Moynihan joined FleetBoston Financial in April 1993. He was promoted to lead Corporate Strategy and Development and then went on to lead Global Wealth and Investment Management at the company. Following Bank of America's 2004 merger with FleetBoston Financial, he joined Bank of America as president of Global Wealth and Investment Management.

Brian Moynihan took over the investment banking business at BAC in October 2007, as profits fell to $100 million in 2007 from $1.43 billion in 2006. The results, coupled with a 32% drop in earnings, meant 3,000 people lost their jobs and had Lewis questioning keeping the unit.

Moving through 2008 saw Ken Lewis re-accept the idea of an investment banking division. After laying off 5,900 employees through the initial struggle, and selling its prime brokerage for $300 million to BNP Paribas SA, Lewis felt "so much better now about our investment bank than I did, say, a few weeks ago, a few months ago."

Moynihan was then moved to general counsel in December 2008, a move to make room for John Thain (then Merrill's CEO) as President of global banking, securities, and wealth management.

Then, in late January, Moynihan was named President of Bank of America's wealth management and corporate and investment banking divisions after John Thain decided to leave the company.

In a Fox News interview in April, Lewis said "[Moynihan's] got so much talent. He's so bright. But we have a lot of people on my management team that would fit that description as well." Moynihan returned the favor in June, when he said that Lewis was "the best person for the job" right now.

Lewis was then probed by Congress, the SEC, and New York Attorney General Andrew Cuomo about misleading investors about year-end bonuses paid out to Merrill employees, before BAC purchased the firm late in 2008.

In a recent Wall Street Journal article, Tony Plath, a finance professor at the University of North Carolina, said "This is a real break with the past. It signals to the market that the Fleet Boston guys are in charge of the bank now." Plath believes that his young age (50) and inexperience will require him to lean heavily on the board. Plath also notes that Moynihan was a little nervous at a recent Congress testimonial, and didn't know who the largest investor in Bank of America was. That hearing in November, 2009, was about why Timothy Mayopoulos was abruptly replaced by Moynihan in December, 2008. Mayopoulos said that he had been promised by Lewis that he would be the top lawyer at both companies. Moynihan stated that he "met with [his] direct reports and started [his] job," and didn't know why Mayopoulos had been fired.

Another argument for a change at BoA is that Moynihan is a pure Northerner at the head Chair at a classically Southern company. Plath believes that this is mostly an institutional move to "break up the Charlotte-based mafia."

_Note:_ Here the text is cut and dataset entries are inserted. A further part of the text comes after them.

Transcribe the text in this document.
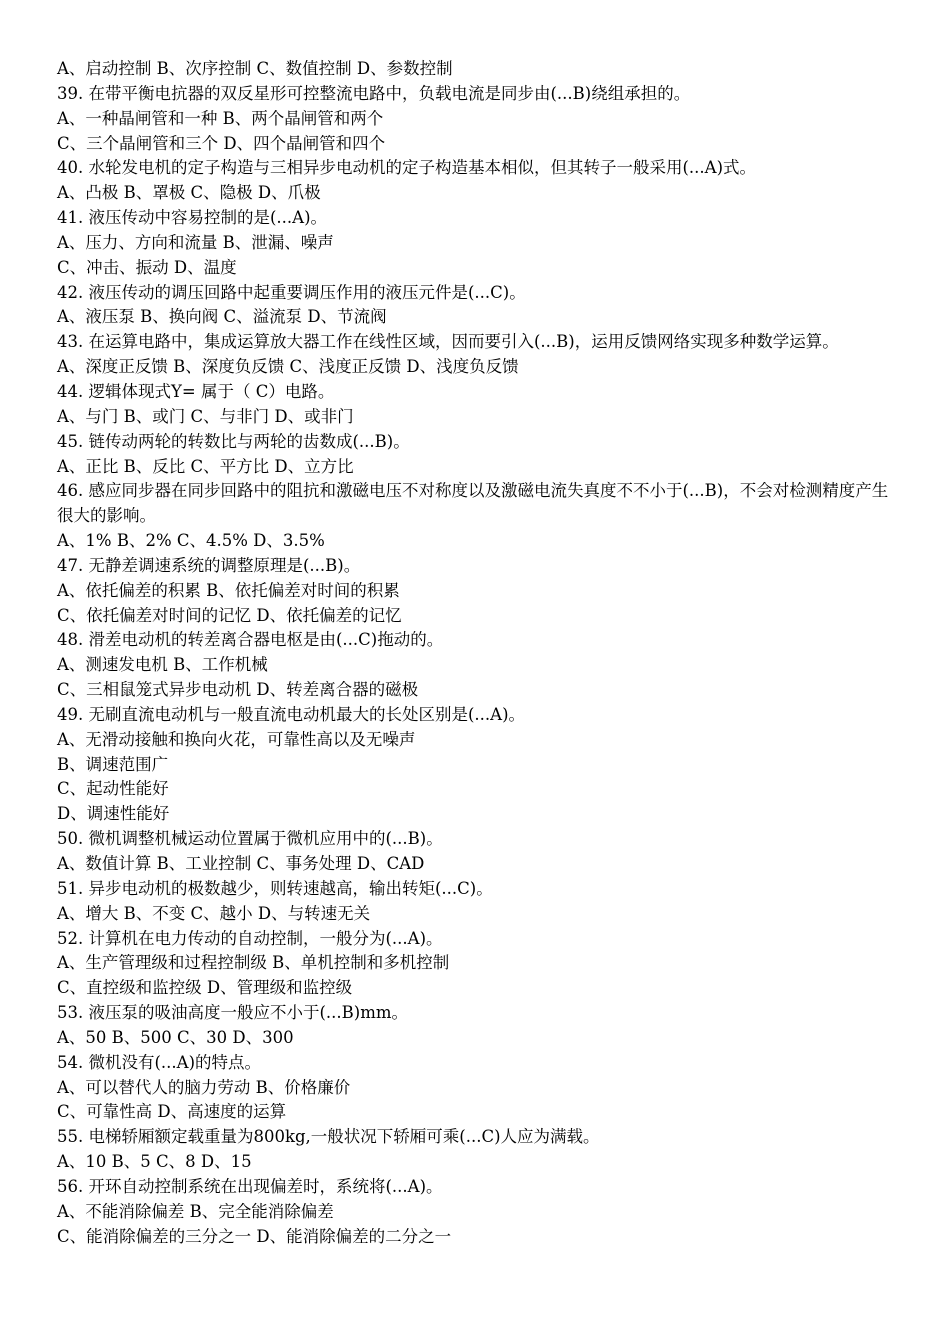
A、启动控制 B、次序控制 C、数值控制 D、参数控制
39. 在带平衡电抗器的双反星形可控整流电路中，负载电流是同步由(...B)绕组承担的。
A、一种晶闸管和一种 B、两个晶闸管和两个
C、三个晶闸管和三个 D、四个晶闸管和四个
40. 水轮发电机的定子构造与三相异步电动机的定子构造基本相似，但其转子一般采用(...A)式。
A、凸极 B、罩极 C、隐极 D、爪极
41. 液压传动中容易控制的是(...A)。
A、压力、方向和流量 B、泄漏、噪声
C、冲击、振动 D、温度
42. 液压传动的调压回路中起重要调压作用的液压元件是(...C)。
A、液压泵 B、换向阀 C、溢流泵 D、节流阀
43. 在运算电路中，集成运算放大器工作在线性区域，因而要引入(...B)，运用反馈网络实现多种数学运算。
A、深度正反馈 B、深度负反馈 C、浅度正反馈 D、浅度负反馈
44. 逻辑体现式Y= 属于（ C）电路。
A、与门 B、或门 C、与非门 D、或非门
45. 链传动两轮的转数比与两轮的齿数成(...B)。
A、正比 B、反比 C、平方比 D、立方比
46. 感应同步器在同步回路中的阻抗和激磁电压不对称度以及激磁电流失真度不不小于(...B)，不会对检测精度产生很大的影响。
A、1% B、2% C、4.5% D、3.5%
47. 无静差调速系统的调整原理是(...B)。
A、依托偏差的积累 B、依托偏差对时间的积累
C、依托偏差对时间的记忆 D、依托偏差的记忆
48. 滑差电动机的转差离合器电枢是由(...C)拖动的。
A、测速发电机 B、工作机械
C、三相鼠笼式异步电动机 D、转差离合器的磁极
49. 无刷直流电动机与一般直流电动机最大的长处区别是(...A)。
A、无滑动接触和换向火花，可靠性高以及无噪声
B、调速范围广
C、起动性能好
D、调速性能好
50. 微机调整机械运动位置属于微机应用中的(...B)。
A、数值计算 B、工业控制 C、事务处理 D、CAD
51. 异步电动机的极数越少，则转速越高，输出转矩(...C)。
A、增大 B、不变 C、越小 D、与转速无关
52. 计算机在电力传动的自动控制，一般分为(...A)。
A、生产管理级和过程控制级 B、单机控制和多机控制
C、直控级和监控级 D、管理级和监控级
53. 液压泵的吸油高度一般应不小于(...B)mm。
A、50 B、500 C、30 D、300
54. 微机没有(...A)的特点。
A、可以替代人的脑力劳动 B、价格廉价
C、可靠性高 D、高速度的运算
55. 电梯轿厢额定载重量为800kg,一般状况下轿厢可乘(...C)人应为满载。
A、10 B、5 C、8 D、15
56. 开环自动控制系统在出现偏差时，系统将(...A)。
A、不能消除偏差 B、完全能消除偏差
C、能消除偏差的三分之一 D、能消除偏差的二分之一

Moynihan seems like a "jack of all trades, master of none" type of executive, which may benefit investors as he will be able to get his head around all the different legs of BofA's operations.

If Moynihan can't "execute" as he has promised, investors will want his head. On the other hand if Moynihan can grow the company the right way, by building deposits and making smart loans which will ultimately drive the bottom line, then investors may fall in love with him and easily forget about Lewis. While Moynihan may not have been BoA's first choice, investors hope he's the best choice.

Mr. Moynihan - The stock is at $15 per share - your clock starts now!